Some area legislators expect their chambers eventually will pass Gov. Tom Corbett's transportation proposals, including uncapping a wholesale tax on fuel.
In his 2013-14 budget proposal, Corbett said he wants to gradually remove the cap on the state's Oil Franchise Tax. That change, after five years, is predicted to generate an additional $1.8 billion annually for roads, bridges and mass transit.
State Sen. John H. Eichelberger Jr., R-Blair, thinks the governor's transportation proposals "probably will" make it through the Senate.
His reasoning is that Corbett's proposals closely follow recommendations released 18 months ago by the Governor's Transportation Funding Advisory Commission.
On the House side, Rep. Jerry Stern, R-Martinsburg, said it's going to be difficult to get passage of the transportation plan, but he said there has been discussion among House members that "this needs to get accomplished."
"The big key is the thousands of deficient bridges. It we fail to act now, we face potential hazard in the future," said Stern.
State Rep. John McGinnis, R-Altoona, said the House probably will support the governor's transportation proposals, but that's because the additional money will be used to fund mass transit in Philadelphia and Pittsburgh. He doesn't like the idea that "we have to pay off Philadelphia and Pittsburgh to get things done."
He would like to see some additional offset for taxpayers, such as elimination of the prevailing wage requirement that makes construction projects so expensive.
Eichelberger said senators have had the opportunity to study and to consider the recommendations.
He added that uncapping the Oil Franchise Tax, which is collected from distributors, will not necessarily be passed on to the consumer.
Retail prices for gas are determined by many factors, Eichelberger said, such as the price of crude oil, the prices at the refineries and even the weather. Oil company overhead, which would include the Oil Franchise Tax, is determined on a regional or even a national basis, he said, not state by state.
McGinnis disagreed, saying he believes fuel buyers will end up paying the full cost of the uncapped Oil Franchise Tax at the pump.
While Eichelberger believes that a transportation program will make it through the Senate, he won't estimate how long it might take, noting there are other, more controversial issues on the horizon such as the governor's proposal to privatize the sale of liquor and addressing the state's pension system.

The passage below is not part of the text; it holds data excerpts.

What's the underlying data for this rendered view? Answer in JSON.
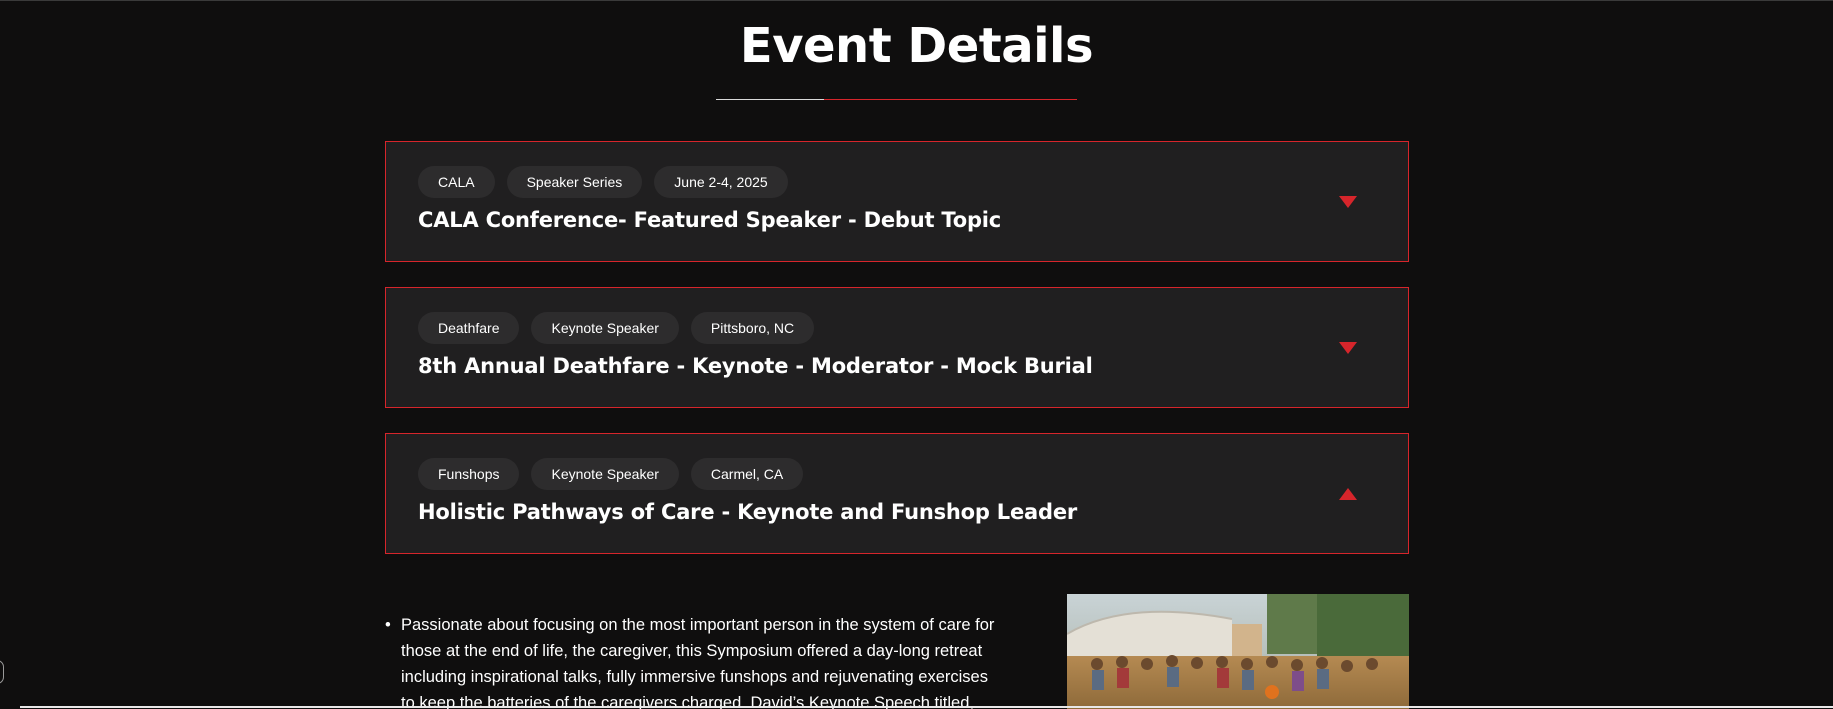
{
  "page": {
    "title": "Event Details"
  },
  "colors": {
    "background": "#0f0e0e",
    "card_background": "#201f20",
    "accent_red": "#d6252b",
    "tag_background": "#2d2c2d",
    "text": "#ffffff"
  },
  "events": [
    {
      "tags": [
        "CALA",
        "Speaker Series",
        "June 2-4, 2025"
      ],
      "title": "CALA Conference- Featured Speaker - Debut Topic",
      "toggle_icon": "caret-down-icon",
      "expanded": false
    },
    {
      "tags": [
        "Deathfare",
        "Keynote Speaker",
        "Pittsboro, NC"
      ],
      "title": "8th Annual Deathfare - Keynote - Moderator - Mock Burial",
      "toggle_icon": "caret-down-icon",
      "expanded": false
    },
    {
      "tags": [
        "Funshops",
        "Keynote Speaker",
        "Carmel, CA"
      ],
      "title": "Holistic Pathways of Care - Keynote and Funshop Leader",
      "toggle_icon": "caret-up-icon",
      "expanded": true
    }
  ],
  "expanded_content": {
    "bullets": [
      "Passionate about focusing on the most important person in the system of care for those at the end of life, the caregiver, this Symposium offered a day-long retreat including inspirational talks, fully immersive funshops and rejuvenating exercises to keep the batteries of the caregivers charged. David’s Keynote Speech titled, “Go Fly"
    ],
    "image_icon": "event-photo"
  }
}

The governor is also proposing that a flat tax of 12 cents per gallon charged at the pump be reduced to 10 cents during the next two years. Another proposal is to provide more money to local municipalities from the Liquid Fuels Tax.

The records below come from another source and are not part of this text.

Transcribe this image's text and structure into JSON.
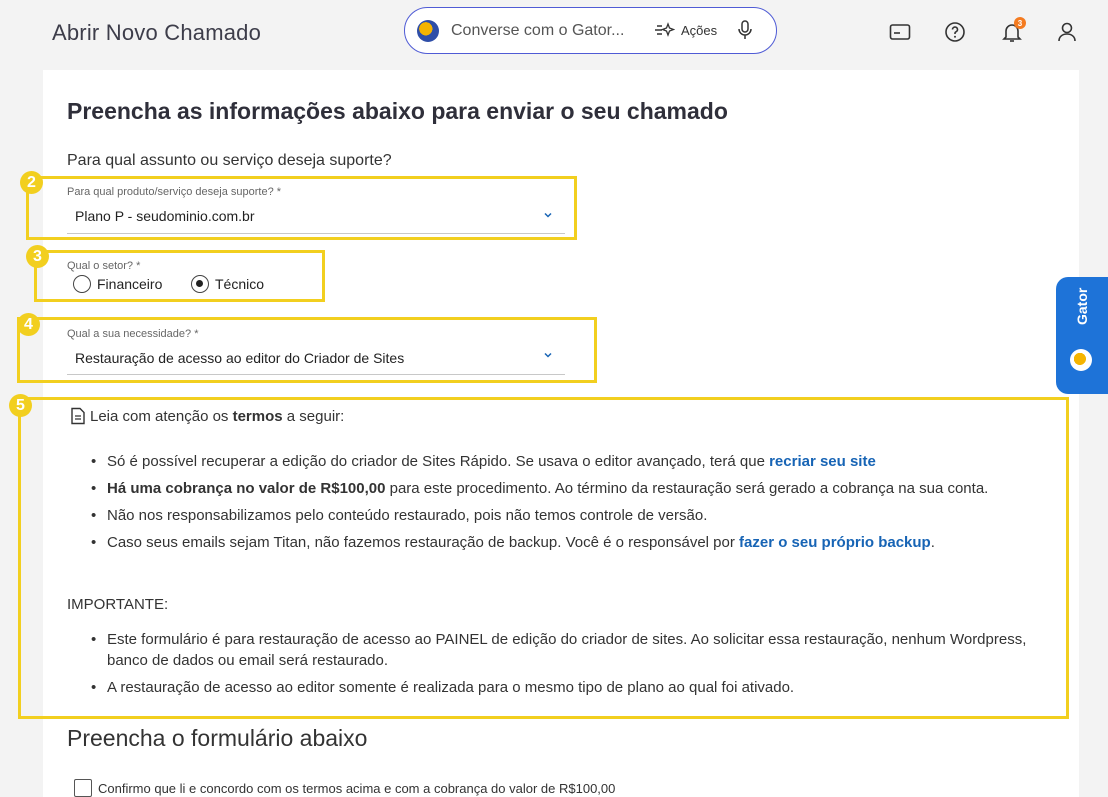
{
  "header": {
    "title": "Abrir Novo Chamado",
    "search_placeholder": "Converse com o Gator...",
    "actions_label": "Ações",
    "notification_count": "3"
  },
  "form": {
    "heading": "Preencha as informações abaixo para enviar o seu chamado",
    "subject_question": "Para qual assunto ou serviço deseja suporte?",
    "product": {
      "label": "Para qual produto/serviço deseja suporte? *",
      "value": "Plano P - seudominio.com.br"
    },
    "sector": {
      "label": "Qual o setor? *",
      "options": [
        "Financeiro",
        "Técnico"
      ],
      "selected": "Técnico"
    },
    "need": {
      "label": "Qual a sua necessidade? *",
      "value": "Restauração de acesso ao editor do Criador de Sites"
    },
    "step_numbers": [
      "2",
      "3",
      "4",
      "5"
    ]
  },
  "terms": {
    "intro_prefix": "Leia com atenção os ",
    "intro_bold": "termos",
    "intro_suffix": " a seguir:",
    "items": [
      {
        "text": "Só é possível recuperar a edição do criador de Sites Rápido. Se usava o editor avançado, terá que ",
        "link": "recriar seu site"
      },
      {
        "bold": "Há uma cobrança no valor de R$100,00",
        "text": " para este procedimento. Ao término da restauração será gerado a cobrança na sua conta."
      },
      {
        "text": "Não nos responsabilizamos pelo conteúdo restaurado, pois não temos controle de versão."
      },
      {
        "text": "Caso seus emails sejam Titan, não fazemos restauração de backup. Você é o responsável por ",
        "link": "fazer o seu próprio backup",
        "suffix": "."
      }
    ],
    "important_label": "IMPORTANTE:",
    "important_items": [
      "Este formulário é para restauração de acesso ao PAINEL de edição do criador de sites. Ao solicitar essa restauração, nenhum Wordpress, banco de dados ou email será restaurado.",
      "A restauração de acesso ao editor somente é realizada para o mesmo tipo de plano ao qual foi ativado."
    ]
  },
  "bottom": {
    "heading": "Preencha o formulário abaixo",
    "confirm_label": "Confirmo que li e concordo com os termos acima e com a cobrança do valor de R$100,00"
  },
  "side_tab": {
    "label": "Gator"
  },
  "colors": {
    "highlight": "#f2cf1f",
    "link": "#1764b5",
    "accent": "#4f5bd5",
    "side_tab": "#1e73d8"
  }
}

Stern emphasized the need for increased funding at the municipal level, and he likes the idea of immediately reducing the flat tax at the pump.
Stern predicted there will be a lot of discussion in the House on the issues, noting "people already are starting to take positions."
Sam Hayes, a former state representative from Warriors Mark, predicted many months ago that the only solution to the state's transportation funding problems was to uncap the Oil Franchise Tax.
Hayes wrote the bill in the early 1980s that capped the Oil Franchise Tax at $1.25 per gallon, noting no one thought gas prices would go above that level.
The tax was capped because of the belief that otherwise it would produce too much money for PennDOT.
Hayes, who also has served as lieutenant governor and who wrote Pennsylvania's billion dollar bridge bill in 1982, said there is no other way to fund the system than uncapping the Oil Franchise Tax.
There may come a time when a petroleum-based tax will not be the ideal way to fund improvements, but he said solar power and electric cars are not the answer at this time. Another idea whose time has not yet arrived is attaching a GPS system to each car and taxing motorists on the miles they travel, he said.
"In terms of the job that needs to get done, the Oil Franchise Tax is where I thought the governor would end up and where I think the Legislature will end up."
But Hayes is a political realist. Unless there are 102 votes in the House and 26 votes in the Senate, then the Legislature "is not much different than a debating society."
Steve Chizmar, a PennDOT spokesman, said under Corbett's plan the Oil Franchise Tax will be "gradually uncapped," meaning all the new money won't be pouring in at once.
The tax change is expected to bring in $510 million in its first year - in addition to the $1.3 billion it already provides - and is predicted to bring in $1.8 billion in additional money in the fifth year.
In the meantime, Chizmar stated, PennDOT will be preparing a Decade of Investment list of projects that will benefit from the money.
PennDOT is predicting the governor's plan will create 50,000 jobs, compared with a loss of 12,000 jobs if nothing is done.